Wednesday, August 27, 2014

EnageNY, Grade 6, Module 1, Unit 1, Lesson 12: In Which We Keep Discussing the Hero's Journey and Compare It to the Original Text

It's like we're doing the same thing! Before we were competing the stages of the hero's journey to The Lightning Thief and writing that on a worksheet. Now we're turning that into an essay.


The one thing I like about this assignment is the checklist. We've seen them earlier, but this is a good idea for writing. Sometimes kids get too focused on one aspect of writing a piece they can neglect other critical parts.


Read the criteria below. Read your partner’s paragraph, keeping this checklist in mind. If your partner meets the criteria, place a . If your partner needs to revise this because they did not meet the criteria, place a X.

Criteria Checklist:

Did your writing partner ...

_____ begin your paragraph with a topic sentence that makes a claim?

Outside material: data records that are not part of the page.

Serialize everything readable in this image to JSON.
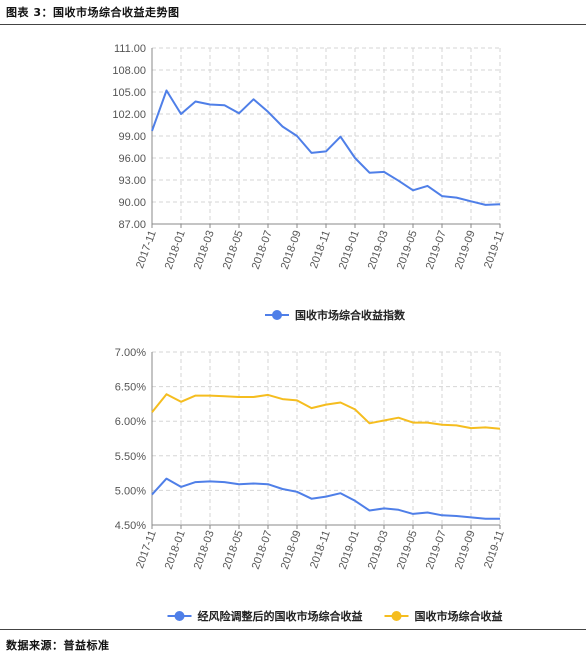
{
  "figure_title": "图表 3：国收市场综合收益走势图",
  "source_text": "数据来源：普益标准",
  "colors": {
    "blue": "#4f7fe8",
    "yellow": "#f5bd1f",
    "grid": "#d6d6d6",
    "axis": "#888888"
  },
  "chart_data": [
    {
      "type": "line",
      "x": [
        "2017-11",
        "2017-12",
        "2018-01",
        "2018-02",
        "2018-03",
        "2018-04",
        "2018-05",
        "2018-06",
        "2018-07",
        "2018-08",
        "2018-09",
        "2018-10",
        "2018-11",
        "2018-12",
        "2019-01",
        "2019-02",
        "2019-03",
        "2019-04",
        "2019-05",
        "2019-06",
        "2019-07",
        "2019-08",
        "2019-09",
        "2019-10",
        "2019-11"
      ],
      "x_tick_labels": [
        "2017-11",
        "2018-01",
        "2018-03",
        "2018-05",
        "2018-07",
        "2018-09",
        "2018-11",
        "2019-01",
        "2019-03",
        "2019-05",
        "2019-07",
        "2019-09",
        "2019-11"
      ],
      "y_ticks": [
        "111.00",
        "108.00",
        "105.00",
        "102.00",
        "99.00",
        "96.00",
        "93.00",
        "90.00",
        "87.00"
      ],
      "ylim": [
        87,
        111
      ],
      "grid": true,
      "legend_position": "bottom",
      "series": [
        {
          "name": "国收市场综合收益指数",
          "color": "#4f7fe8",
          "values": [
            99.7,
            105.2,
            102.0,
            103.7,
            103.3,
            103.2,
            102.1,
            104.0,
            102.3,
            100.3,
            99.0,
            96.7,
            96.9,
            98.9,
            96.0,
            94.0,
            94.1,
            92.9,
            91.6,
            92.2,
            90.8,
            90.6,
            90.1,
            89.6,
            89.7
          ]
        }
      ]
    },
    {
      "type": "line",
      "x": [
        "2017-11",
        "2017-12",
        "2018-01",
        "2018-02",
        "2018-03",
        "2018-04",
        "2018-05",
        "2018-06",
        "2018-07",
        "2018-08",
        "2018-09",
        "2018-10",
        "2018-11",
        "2018-12",
        "2019-01",
        "2019-02",
        "2019-03",
        "2019-04",
        "2019-05",
        "2019-06",
        "2019-07",
        "2019-08",
        "2019-09",
        "2019-10",
        "2019-11"
      ],
      "x_tick_labels": [
        "2017-11",
        "2018-01",
        "2018-03",
        "2018-05",
        "2018-07",
        "2018-09",
        "2018-11",
        "2019-01",
        "2019-03",
        "2019-05",
        "2019-07",
        "2019-09",
        "2019-11"
      ],
      "y_ticks": [
        "7.00%",
        "6.50%",
        "6.00%",
        "5.50%",
        "5.00%",
        "4.50%"
      ],
      "ylim": [
        4.5,
        7.0
      ],
      "grid": true,
      "legend_position": "bottom",
      "series": [
        {
          "name": "经风险调整后的国收市场综合收益",
          "color": "#4f7fe8",
          "values": [
            4.94,
            5.17,
            5.05,
            5.12,
            5.13,
            5.12,
            5.09,
            5.1,
            5.09,
            5.02,
            4.98,
            4.88,
            4.91,
            4.96,
            4.85,
            4.71,
            4.74,
            4.72,
            4.66,
            4.68,
            4.64,
            4.63,
            4.61,
            4.59,
            4.59
          ]
        },
        {
          "name": "国收市场综合收益",
          "color": "#f5bd1f",
          "values": [
            6.13,
            6.39,
            6.28,
            6.37,
            6.37,
            6.36,
            6.35,
            6.35,
            6.38,
            6.32,
            6.3,
            6.19,
            6.24,
            6.27,
            6.17,
            5.97,
            6.01,
            6.05,
            5.98,
            5.98,
            5.95,
            5.94,
            5.9,
            5.91,
            5.89
          ]
        }
      ]
    }
  ]
}
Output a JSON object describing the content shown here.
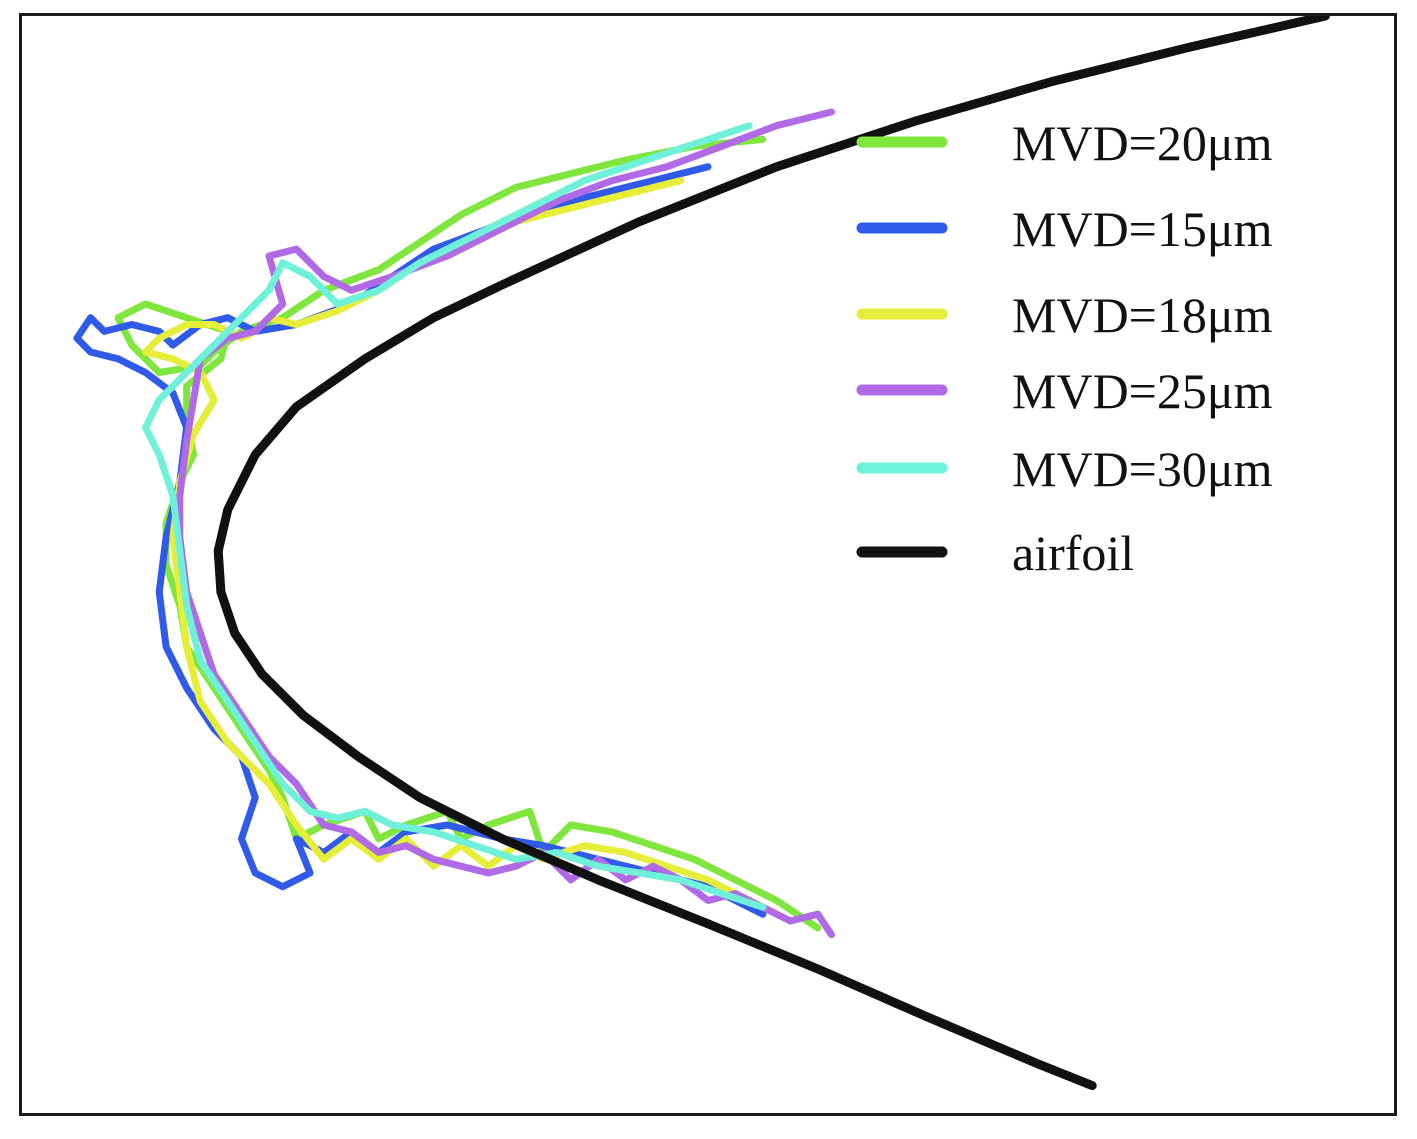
{
  "chart_data": {
    "type": "line",
    "title": "",
    "xlabel": "",
    "ylabel": "",
    "grid": false,
    "axes_visible": false,
    "legend_position": "top-right",
    "xlim": [
      0,
      100
    ],
    "ylim": [
      0,
      80
    ],
    "series": [
      {
        "name": "MVD=20μm",
        "color": "#7ee63c",
        "points": [
          [
            54,
            71
          ],
          [
            49,
            70.5
          ],
          [
            44,
            69.5
          ],
          [
            40,
            68.5
          ],
          [
            36,
            67.5
          ],
          [
            32,
            65.5
          ],
          [
            29,
            63.5
          ],
          [
            26,
            61.5
          ],
          [
            22,
            60
          ],
          [
            19,
            58
          ],
          [
            16,
            57
          ],
          [
            14,
            55.5
          ],
          [
            13,
            54.5
          ],
          [
            10,
            54
          ],
          [
            8,
            56
          ],
          [
            7,
            58
          ],
          [
            9,
            59
          ],
          [
            12,
            58
          ],
          [
            15,
            57
          ],
          [
            14.5,
            55
          ],
          [
            12,
            53
          ],
          [
            12,
            51
          ],
          [
            12.5,
            48
          ],
          [
            11.5,
            46
          ],
          [
            10.5,
            43
          ],
          [
            10.5,
            40
          ],
          [
            11.5,
            37
          ],
          [
            12,
            34
          ],
          [
            14,
            31
          ],
          [
            16,
            28
          ],
          [
            18,
            25
          ],
          [
            19,
            23
          ],
          [
            20,
            20
          ],
          [
            22,
            21
          ],
          [
            25,
            22
          ],
          [
            26,
            20
          ],
          [
            28,
            21
          ],
          [
            31,
            22
          ],
          [
            32,
            20
          ],
          [
            34,
            21
          ],
          [
            37,
            22
          ],
          [
            38,
            19
          ],
          [
            40,
            21
          ],
          [
            43,
            20.5
          ],
          [
            46,
            19.5
          ],
          [
            49,
            18.5
          ],
          [
            52,
            17
          ],
          [
            55,
            15.5
          ],
          [
            58,
            13.5
          ]
        ]
      },
      {
        "name": "MVD=15μm",
        "color": "#2f5be8",
        "points": [
          [
            50,
            69
          ],
          [
            46,
            68
          ],
          [
            42,
            67
          ],
          [
            38,
            66
          ],
          [
            34,
            64.5
          ],
          [
            30,
            63
          ],
          [
            27,
            61
          ],
          [
            24,
            59
          ],
          [
            20,
            57.5
          ],
          [
            17,
            57
          ],
          [
            15,
            58
          ],
          [
            13,
            57.5
          ],
          [
            11,
            56
          ],
          [
            10,
            57
          ],
          [
            8,
            57.5
          ],
          [
            6,
            57
          ],
          [
            5,
            58
          ],
          [
            4,
            56.5
          ],
          [
            5,
            55.5
          ],
          [
            7,
            55
          ],
          [
            9,
            54
          ],
          [
            11,
            52.5
          ],
          [
            12,
            50
          ],
          [
            11.5,
            46
          ],
          [
            10.5,
            42
          ],
          [
            10,
            38
          ],
          [
            10.5,
            34
          ],
          [
            12,
            31
          ],
          [
            14,
            28
          ],
          [
            16,
            26
          ],
          [
            17,
            23
          ],
          [
            16,
            20
          ],
          [
            17,
            17.5
          ],
          [
            19,
            16.5
          ],
          [
            21,
            17.5
          ],
          [
            20,
            20
          ],
          [
            22,
            19
          ],
          [
            24,
            20.5
          ],
          [
            26,
            19
          ],
          [
            28,
            20.5
          ],
          [
            31,
            21
          ],
          [
            35,
            20
          ],
          [
            38,
            19.5
          ],
          [
            42,
            18.5
          ],
          [
            46,
            17.5
          ],
          [
            50,
            16.5
          ],
          [
            54,
            14.5
          ]
        ]
      },
      {
        "name": "MVD=18μm",
        "color": "#e6ee3a",
        "points": [
          [
            48,
            68
          ],
          [
            44,
            67
          ],
          [
            40,
            66
          ],
          [
            36,
            65
          ],
          [
            32,
            63.5
          ],
          [
            29,
            62
          ],
          [
            26,
            60
          ],
          [
            23,
            58.5
          ],
          [
            20,
            57.5
          ],
          [
            18,
            58
          ],
          [
            17,
            57
          ],
          [
            16,
            56.5
          ],
          [
            14,
            57.5
          ],
          [
            12,
            57.5
          ],
          [
            10,
            56.5
          ],
          [
            9,
            55.5
          ],
          [
            11,
            55
          ],
          [
            13,
            54
          ],
          [
            14,
            52
          ],
          [
            12.5,
            49.5
          ],
          [
            11.5,
            46
          ],
          [
            11,
            42
          ],
          [
            11.5,
            38
          ],
          [
            12,
            34
          ],
          [
            13,
            30
          ],
          [
            15,
            27
          ],
          [
            18,
            24
          ],
          [
            20,
            21
          ],
          [
            22,
            18.5
          ],
          [
            24,
            20
          ],
          [
            26,
            18.5
          ],
          [
            28,
            20
          ],
          [
            30,
            18
          ],
          [
            32,
            19.5
          ],
          [
            34,
            18
          ],
          [
            36,
            19.5
          ],
          [
            38,
            18.5
          ],
          [
            41,
            19.5
          ],
          [
            44,
            19
          ],
          [
            47,
            18
          ],
          [
            50,
            17
          ],
          [
            54,
            15
          ]
        ]
      },
      {
        "name": "MVD=25μm",
        "color": "#b06ae6",
        "points": [
          [
            59,
            73
          ],
          [
            55,
            72
          ],
          [
            51,
            70.5
          ],
          [
            47,
            69
          ],
          [
            43,
            68
          ],
          [
            39,
            66.5
          ],
          [
            35,
            64.5
          ],
          [
            31,
            62.5
          ],
          [
            27,
            61
          ],
          [
            24,
            60
          ],
          [
            22,
            61
          ],
          [
            20,
            63
          ],
          [
            18,
            62.5
          ],
          [
            19,
            59
          ],
          [
            17,
            57
          ],
          [
            15,
            56.5
          ],
          [
            13,
            55
          ],
          [
            12.5,
            52
          ],
          [
            12,
            49
          ],
          [
            11.5,
            45
          ],
          [
            11.5,
            42
          ],
          [
            12,
            38
          ],
          [
            13,
            35
          ],
          [
            14,
            32
          ],
          [
            16,
            29
          ],
          [
            18,
            26
          ],
          [
            20,
            24
          ],
          [
            22,
            21
          ],
          [
            24,
            20.5
          ],
          [
            26,
            19
          ],
          [
            28,
            19.5
          ],
          [
            30,
            18.5
          ],
          [
            32,
            18
          ],
          [
            34,
            17.5
          ],
          [
            36,
            18
          ],
          [
            38,
            19
          ],
          [
            40,
            17
          ],
          [
            42,
            18.5
          ],
          [
            44,
            17
          ],
          [
            46,
            18
          ],
          [
            48,
            17
          ],
          [
            50,
            15.5
          ],
          [
            52,
            16
          ],
          [
            54,
            15
          ],
          [
            56,
            14
          ],
          [
            58,
            14.5
          ],
          [
            59,
            13
          ]
        ]
      },
      {
        "name": "MVD=30μm",
        "color": "#6ff0d8",
        "points": [
          [
            53,
            72
          ],
          [
            50,
            71
          ],
          [
            47,
            70
          ],
          [
            44,
            69
          ],
          [
            41,
            68
          ],
          [
            38,
            66.5
          ],
          [
            35,
            65
          ],
          [
            32,
            63.5
          ],
          [
            29,
            62
          ],
          [
            26,
            60
          ],
          [
            23,
            59
          ],
          [
            21,
            61
          ],
          [
            19,
            62
          ],
          [
            18,
            60
          ],
          [
            16,
            58
          ],
          [
            14,
            56
          ],
          [
            12,
            54
          ],
          [
            10,
            52
          ],
          [
            9,
            50
          ],
          [
            10,
            48
          ],
          [
            11,
            45
          ],
          [
            11.5,
            41
          ],
          [
            12,
            37
          ],
          [
            13,
            33
          ],
          [
            15,
            30
          ],
          [
            17,
            27
          ],
          [
            19,
            24
          ],
          [
            21,
            22
          ],
          [
            23,
            21.5
          ],
          [
            25,
            22
          ],
          [
            27,
            21
          ],
          [
            30,
            20.5
          ],
          [
            33,
            19.5
          ],
          [
            36,
            18.5
          ],
          [
            39,
            19
          ],
          [
            42,
            18
          ],
          [
            45,
            17.5
          ],
          [
            48,
            17
          ],
          [
            51,
            16
          ],
          [
            54,
            15
          ]
        ]
      },
      {
        "name": "airfoil",
        "color": "#111111",
        "points": [
          [
            95,
            80
          ],
          [
            85,
            77.7
          ],
          [
            75,
            75.2
          ],
          [
            65,
            72.3
          ],
          [
            55,
            69
          ],
          [
            45,
            65
          ],
          [
            35,
            60.4
          ],
          [
            30,
            58
          ],
          [
            25,
            55
          ],
          [
            20,
            51.5
          ],
          [
            17,
            48
          ],
          [
            15,
            44
          ],
          [
            14.3,
            41
          ],
          [
            14.5,
            38
          ],
          [
            15.5,
            35
          ],
          [
            17.5,
            32
          ],
          [
            20.5,
            29
          ],
          [
            24.5,
            26
          ],
          [
            29,
            23
          ],
          [
            35,
            20
          ],
          [
            42,
            17
          ],
          [
            50,
            13.8
          ],
          [
            58,
            10.5
          ],
          [
            66,
            7
          ],
          [
            74,
            3.6
          ],
          [
            78,
            2
          ]
        ]
      }
    ]
  }
}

_____ use evidence from The Lightning Thief that supports their claim?

_____ use evidence from “The Hero’s Journey” that supports their claim?

_____ make it clear how the quotes are connected?

_____ close the paragraph with a clear concluding statement? 


Not the worst thing in the world. Of course, the whole thing is designed to help kids write good responses for state tests. This isn't about creating good writers at all but good test takers. However, this is something I can steal for my own lessons on essay writing.